LIABILITIES OF PARTNERS
i) Joint & Several: Every partner is liable jointly and severally for all the acts of the corporate done while he was a partner. The liability of a accomplice is usually unlimited.
ii) Liability for Losses causes by HIM: Every associate shall be susceptible to observe any loss caused to the firm with the help of his fraud or willful neglect within the conduct of business. No partner can in any way exempt himself from such loss.
iii) Liability for Secret Profits: A partner is accountable to account for and pay to the firm any private profits earned from the business of the association or property or goodwill of the firm.
iv) Liability for Profits From Competing Business: If a partner carries on any business of an equivalent nature and competing thereupon of the firm, he would be responsible to account for and pay to the firm all profits made by him therein business.
v) Liability to Render true Accounts: A companion is susceptible to render true accounts to profit to different partners. he's susceptible to disclose any legal or illegal bills which fall within the scope of business of the firm.
vi) Liability for Losses of the firm: As a partner features a right to share the earnings of the firm so is, he susceptible to share the losses equally unless otherwise prescribed.
PARTNERS AND THEIR RELATIONS
Eligibility to be partners. —On the incorporation of a limited liability partnership, the persons who subscribed their names to the incorporation document shall be its partners and the other person may become a partner of the limited liability partnership by and in accordance with the limited liability partnership agreement.
Relationship of partners. —
(1) Save as otherwise provided by this Act, the mutual rights and duties of the partners of a limited liability partnership, and therefore the mutual rights and duties of a indebtedness partnership and its partners, shall be governed by the limited liability partnership agreement between the partners, or between the limited liability partnership and its partners.
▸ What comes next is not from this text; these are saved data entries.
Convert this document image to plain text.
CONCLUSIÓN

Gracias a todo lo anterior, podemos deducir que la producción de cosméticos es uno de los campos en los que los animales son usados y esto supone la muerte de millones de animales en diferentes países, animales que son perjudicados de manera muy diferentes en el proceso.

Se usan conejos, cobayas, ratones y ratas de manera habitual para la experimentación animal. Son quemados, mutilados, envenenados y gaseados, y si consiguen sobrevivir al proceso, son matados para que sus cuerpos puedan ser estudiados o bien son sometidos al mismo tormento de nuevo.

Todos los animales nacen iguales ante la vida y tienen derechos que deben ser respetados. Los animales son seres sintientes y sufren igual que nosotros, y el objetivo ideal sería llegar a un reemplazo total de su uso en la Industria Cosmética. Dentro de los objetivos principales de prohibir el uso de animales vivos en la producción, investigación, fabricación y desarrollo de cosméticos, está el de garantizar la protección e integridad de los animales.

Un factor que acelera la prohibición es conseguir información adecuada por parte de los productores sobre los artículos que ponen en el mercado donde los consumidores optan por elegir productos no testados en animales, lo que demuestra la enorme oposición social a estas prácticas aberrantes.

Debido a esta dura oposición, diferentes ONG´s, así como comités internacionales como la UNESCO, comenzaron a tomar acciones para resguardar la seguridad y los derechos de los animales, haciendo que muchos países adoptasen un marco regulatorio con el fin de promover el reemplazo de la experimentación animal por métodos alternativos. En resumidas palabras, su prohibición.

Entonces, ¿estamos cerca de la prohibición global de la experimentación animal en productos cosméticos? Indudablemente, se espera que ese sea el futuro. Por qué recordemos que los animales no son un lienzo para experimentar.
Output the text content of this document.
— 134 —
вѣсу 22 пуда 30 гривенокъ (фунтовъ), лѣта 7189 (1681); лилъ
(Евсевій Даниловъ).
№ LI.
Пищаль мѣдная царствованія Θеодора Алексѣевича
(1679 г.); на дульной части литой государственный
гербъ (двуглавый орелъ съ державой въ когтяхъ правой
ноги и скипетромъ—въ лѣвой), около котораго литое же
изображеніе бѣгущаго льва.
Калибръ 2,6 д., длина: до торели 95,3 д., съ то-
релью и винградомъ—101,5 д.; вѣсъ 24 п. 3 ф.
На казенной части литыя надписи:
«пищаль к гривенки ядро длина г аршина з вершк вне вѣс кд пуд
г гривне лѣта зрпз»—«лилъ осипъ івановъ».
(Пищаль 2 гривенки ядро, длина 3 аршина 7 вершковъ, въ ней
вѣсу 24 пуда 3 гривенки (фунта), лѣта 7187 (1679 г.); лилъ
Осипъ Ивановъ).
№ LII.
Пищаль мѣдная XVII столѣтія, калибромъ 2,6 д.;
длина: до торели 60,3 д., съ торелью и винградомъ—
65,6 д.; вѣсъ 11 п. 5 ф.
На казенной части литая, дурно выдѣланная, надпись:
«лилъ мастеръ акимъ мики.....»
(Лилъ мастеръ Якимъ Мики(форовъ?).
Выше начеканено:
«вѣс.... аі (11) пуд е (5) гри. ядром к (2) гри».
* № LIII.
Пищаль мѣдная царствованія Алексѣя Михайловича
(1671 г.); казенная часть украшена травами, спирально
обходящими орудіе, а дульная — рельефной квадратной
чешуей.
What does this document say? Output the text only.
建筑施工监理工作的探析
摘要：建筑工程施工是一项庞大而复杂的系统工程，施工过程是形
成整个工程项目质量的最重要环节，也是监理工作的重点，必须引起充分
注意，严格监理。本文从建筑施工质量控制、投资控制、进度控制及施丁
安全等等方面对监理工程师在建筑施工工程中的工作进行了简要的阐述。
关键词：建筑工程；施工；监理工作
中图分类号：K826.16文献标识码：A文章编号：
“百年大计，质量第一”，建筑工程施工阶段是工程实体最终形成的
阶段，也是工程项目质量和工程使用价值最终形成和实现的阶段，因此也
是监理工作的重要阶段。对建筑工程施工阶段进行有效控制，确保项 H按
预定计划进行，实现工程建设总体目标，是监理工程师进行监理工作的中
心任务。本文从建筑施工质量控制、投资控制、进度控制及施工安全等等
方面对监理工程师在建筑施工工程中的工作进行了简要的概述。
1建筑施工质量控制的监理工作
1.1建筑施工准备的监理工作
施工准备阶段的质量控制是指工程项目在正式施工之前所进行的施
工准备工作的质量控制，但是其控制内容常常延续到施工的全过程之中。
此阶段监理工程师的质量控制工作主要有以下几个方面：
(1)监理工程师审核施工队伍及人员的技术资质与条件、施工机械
(2) The limited liability partnership agreement and any changes, if any, made therein shall be filed with the Registrar in such form, manner and amid such fees as could also be prescribed.
(3) An agreement in writing made before the incorporation of a indebtedness partnership between the persons who subscribe their names to the incorporation document may impose obligations on the limited liability partnership, provided such agreement is ratified by all the partners after the incorporation of the limited liability partnership.
(4) within the absence of agreement on any matter, the mutual rights and duties of the partners and therefore the refore the mutual rights and duties of the limited liability partnership and the partners shall be determined by the provisions concerning that matter as are set-out within the First Schedule.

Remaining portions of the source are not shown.